Herr Hausmann, auf der ITB in Berlin gibt es immer mehr technologische Anbieter für die Hotellerie. Wie können Hoteliers den Überblick darüber behalten, welche Dienste sie brauchen und welche nicht?
Ich glaube nicht, dass die Mehrheit der Hoteliers das überhaupt kann. Nur, wer sich aufwändig vorbereitet oder sich grundsätzlich gerne mit den neuesten technologischen Entwicklungen beschäftigt, blickt noch durch.
Es hieß zuletzt immer wieder, die Betriebe der Branche hätten in der Pandemie große digitale Fortschritte gemacht. Stimmen Sie damit überein?
Nein. Das ist eine jener Thesen, die sich verselbständigt haben. Eine Gruppe von vielleicht 200 bis 300 Brancheninsidern trifft sich mehrmals im Jahr auf diversen Events und tauscht sich aus. Darunter sind neben Hoteliers und Verbandsvertretern auch viele Vertreter technologischer Anbieter. Sie kommunizieren vermeintliche Trends, die – je öfter sie verbreitet werden – als gegebene Wahrheiten akzeptiert werden. Hinterfragt werden sie bedauerlicherweise selten. Aber: Bilden sie die Realität des Marktes in der Breite ab? Sind sie stellvertretend für rund 20.000 Hotels allein in Deutschland? Ich denke nicht.

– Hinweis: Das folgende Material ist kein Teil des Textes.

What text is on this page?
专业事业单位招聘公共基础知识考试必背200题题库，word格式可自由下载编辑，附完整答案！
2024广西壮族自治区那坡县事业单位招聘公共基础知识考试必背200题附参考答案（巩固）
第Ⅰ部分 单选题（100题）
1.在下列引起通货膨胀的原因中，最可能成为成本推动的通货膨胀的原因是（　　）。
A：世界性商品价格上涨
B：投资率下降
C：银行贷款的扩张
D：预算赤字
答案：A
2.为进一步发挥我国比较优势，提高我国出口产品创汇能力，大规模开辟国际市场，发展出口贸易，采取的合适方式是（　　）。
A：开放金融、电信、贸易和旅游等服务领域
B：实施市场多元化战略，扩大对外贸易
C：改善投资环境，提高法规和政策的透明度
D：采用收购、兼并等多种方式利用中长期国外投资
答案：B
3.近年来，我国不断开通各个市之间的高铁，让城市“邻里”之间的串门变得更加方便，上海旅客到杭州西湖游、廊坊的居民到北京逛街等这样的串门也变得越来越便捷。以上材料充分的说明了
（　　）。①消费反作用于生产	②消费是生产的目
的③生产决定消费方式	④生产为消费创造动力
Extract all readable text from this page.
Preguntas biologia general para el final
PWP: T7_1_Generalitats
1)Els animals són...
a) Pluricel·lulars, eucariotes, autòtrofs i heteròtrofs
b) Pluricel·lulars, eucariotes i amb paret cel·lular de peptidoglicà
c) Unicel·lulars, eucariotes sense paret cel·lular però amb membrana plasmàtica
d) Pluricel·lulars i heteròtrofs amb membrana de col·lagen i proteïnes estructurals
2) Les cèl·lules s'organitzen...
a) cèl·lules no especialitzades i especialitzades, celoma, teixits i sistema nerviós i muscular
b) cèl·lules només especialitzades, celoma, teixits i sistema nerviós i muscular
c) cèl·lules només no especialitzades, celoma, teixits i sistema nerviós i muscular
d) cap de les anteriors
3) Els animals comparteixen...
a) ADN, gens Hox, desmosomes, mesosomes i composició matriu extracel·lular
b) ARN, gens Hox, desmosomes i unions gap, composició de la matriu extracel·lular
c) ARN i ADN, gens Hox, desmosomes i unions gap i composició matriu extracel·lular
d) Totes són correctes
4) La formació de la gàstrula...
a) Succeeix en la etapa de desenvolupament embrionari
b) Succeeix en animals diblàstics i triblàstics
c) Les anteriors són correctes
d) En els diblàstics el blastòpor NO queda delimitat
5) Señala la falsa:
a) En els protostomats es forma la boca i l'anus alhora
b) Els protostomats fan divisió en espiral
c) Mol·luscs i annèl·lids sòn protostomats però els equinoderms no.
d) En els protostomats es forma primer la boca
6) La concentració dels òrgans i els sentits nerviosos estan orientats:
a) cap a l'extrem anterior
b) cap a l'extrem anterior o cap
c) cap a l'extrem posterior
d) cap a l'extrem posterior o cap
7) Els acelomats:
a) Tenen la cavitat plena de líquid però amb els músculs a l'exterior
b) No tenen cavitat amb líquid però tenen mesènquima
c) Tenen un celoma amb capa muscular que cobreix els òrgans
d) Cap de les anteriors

Mit anderen Worten: Behauptungen bekommen den Charakter offizieller Wahrheiten?
Das ist der springende Punkt. Ich mag jedenfalls nicht in den Kanon derer einstimmen, die davon sprechen, die Branche sei in Sachen Digitalisierung aufgewacht und bleibe in dieser Hinsicht skeptisch.
Dabei heißt es doch jetzt sogar immer öfter, die KI halte Einzug in die Hotellerie.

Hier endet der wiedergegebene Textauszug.